Today’s political news will be dominated by the debate over whether or not to allow magistrates to forego their responsibilities to their jobs and opt out of marrying same-sex couples. The whole debate is depressing and a symbol of how far North Carolina has fallen.

The political leaders pushing this bill are grabbing the same mantle raised by segregationist leaders like Lester Maddox. Even as society’s views were shifting in the wake of the Civil Rights Movement, Maddox and his peers in the deep South tried to hold back history. North Carolina, in contrast, was trying to move on. Back then, and for the next forty years, we were seen as leading change. Now, we’re seen as resisting it.

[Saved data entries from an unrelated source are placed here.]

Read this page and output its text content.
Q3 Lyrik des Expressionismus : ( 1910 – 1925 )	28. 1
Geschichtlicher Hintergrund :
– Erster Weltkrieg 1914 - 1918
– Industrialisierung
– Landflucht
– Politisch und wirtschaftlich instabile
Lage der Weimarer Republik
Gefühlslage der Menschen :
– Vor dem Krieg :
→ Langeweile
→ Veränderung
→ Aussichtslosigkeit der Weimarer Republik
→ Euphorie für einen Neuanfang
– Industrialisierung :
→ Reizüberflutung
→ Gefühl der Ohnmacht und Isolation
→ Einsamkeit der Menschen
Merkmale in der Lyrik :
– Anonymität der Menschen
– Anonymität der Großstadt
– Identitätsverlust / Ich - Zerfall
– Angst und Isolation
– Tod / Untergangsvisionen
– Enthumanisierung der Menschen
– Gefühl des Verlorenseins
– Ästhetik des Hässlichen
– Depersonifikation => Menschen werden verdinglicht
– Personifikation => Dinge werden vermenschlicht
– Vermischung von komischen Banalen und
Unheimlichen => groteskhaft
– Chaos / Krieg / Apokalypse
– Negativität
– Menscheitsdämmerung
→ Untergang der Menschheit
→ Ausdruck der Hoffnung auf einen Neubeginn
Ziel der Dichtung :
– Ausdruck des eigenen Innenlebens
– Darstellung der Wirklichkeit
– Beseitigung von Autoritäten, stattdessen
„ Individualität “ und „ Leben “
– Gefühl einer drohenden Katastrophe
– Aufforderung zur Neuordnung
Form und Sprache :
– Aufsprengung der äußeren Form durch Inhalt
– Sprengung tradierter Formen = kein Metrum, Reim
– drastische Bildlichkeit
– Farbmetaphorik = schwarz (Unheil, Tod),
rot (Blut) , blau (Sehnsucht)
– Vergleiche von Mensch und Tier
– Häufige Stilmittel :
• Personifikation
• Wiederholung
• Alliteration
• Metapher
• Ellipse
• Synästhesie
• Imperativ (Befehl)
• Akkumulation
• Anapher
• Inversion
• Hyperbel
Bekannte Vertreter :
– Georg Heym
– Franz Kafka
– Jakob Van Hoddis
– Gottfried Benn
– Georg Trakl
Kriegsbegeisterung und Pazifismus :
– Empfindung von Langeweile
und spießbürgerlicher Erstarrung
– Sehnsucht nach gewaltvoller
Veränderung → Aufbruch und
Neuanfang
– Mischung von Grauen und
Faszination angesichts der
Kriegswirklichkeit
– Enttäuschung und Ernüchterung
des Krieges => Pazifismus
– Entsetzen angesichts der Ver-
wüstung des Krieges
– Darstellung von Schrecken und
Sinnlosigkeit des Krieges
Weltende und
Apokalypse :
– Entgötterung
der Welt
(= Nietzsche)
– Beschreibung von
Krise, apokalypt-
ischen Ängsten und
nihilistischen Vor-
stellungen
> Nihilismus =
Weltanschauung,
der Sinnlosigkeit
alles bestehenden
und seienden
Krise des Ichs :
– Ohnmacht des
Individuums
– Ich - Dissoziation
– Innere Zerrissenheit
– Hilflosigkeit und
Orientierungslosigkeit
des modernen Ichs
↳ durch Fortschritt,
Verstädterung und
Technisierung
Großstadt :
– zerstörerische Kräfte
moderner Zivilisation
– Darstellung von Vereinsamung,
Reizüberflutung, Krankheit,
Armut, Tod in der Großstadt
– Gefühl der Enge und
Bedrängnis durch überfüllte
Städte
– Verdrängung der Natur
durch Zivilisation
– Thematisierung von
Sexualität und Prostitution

On other fronts, we’ve already lost our stature. From the mid-1990s until the Republicans took control of the state, we made investments in public education that showed steady improvement in our schools. Today, South Carolina has surpassed us in both per pupil spending and teacher salaries. The GOP raised a battle cry about broken schools and are taking us down an ideological rabbit hole of for-profit charter schools because, in the view of the free market ideologues, competition makes everything better.

Our university system fired a highly respected and competent president without any discernible reason. The firm hired to find a replacement has said that the Board of Governors must offer a plausible explanation for ditching President Tom Ross if they hope to find somebody of his caliber to lead the system. Unfortunately, everyone knows that he was fired simply because of his political affiliation. By appointing ideologues and partisan zealots to the BOG, the Republicans have put the reputation of our university system at risk.

In passing highly restrictive abortion measures, the legislature sends a signal to the country that religious beliefs take priority over women’s rights. Despite the success of the solar industry in North Carolina, the legislature wants to kill the Renewable Energy Standard–not because it’s not working, but because it stands in conflict with free market principles.

The guiding principles of the Republicans leading our state are based in religion and ideology. The religious conservatives want to impose their Old Testament views of morality on the state and the free marketeers apply competition to every scenario whether it’s warranted or not. Instead of moving forward and leading the South, we’re clinging to the past and letting the rigid confines of ideology drive our economic strategies while tearing apart the institutions that made North Carolina great.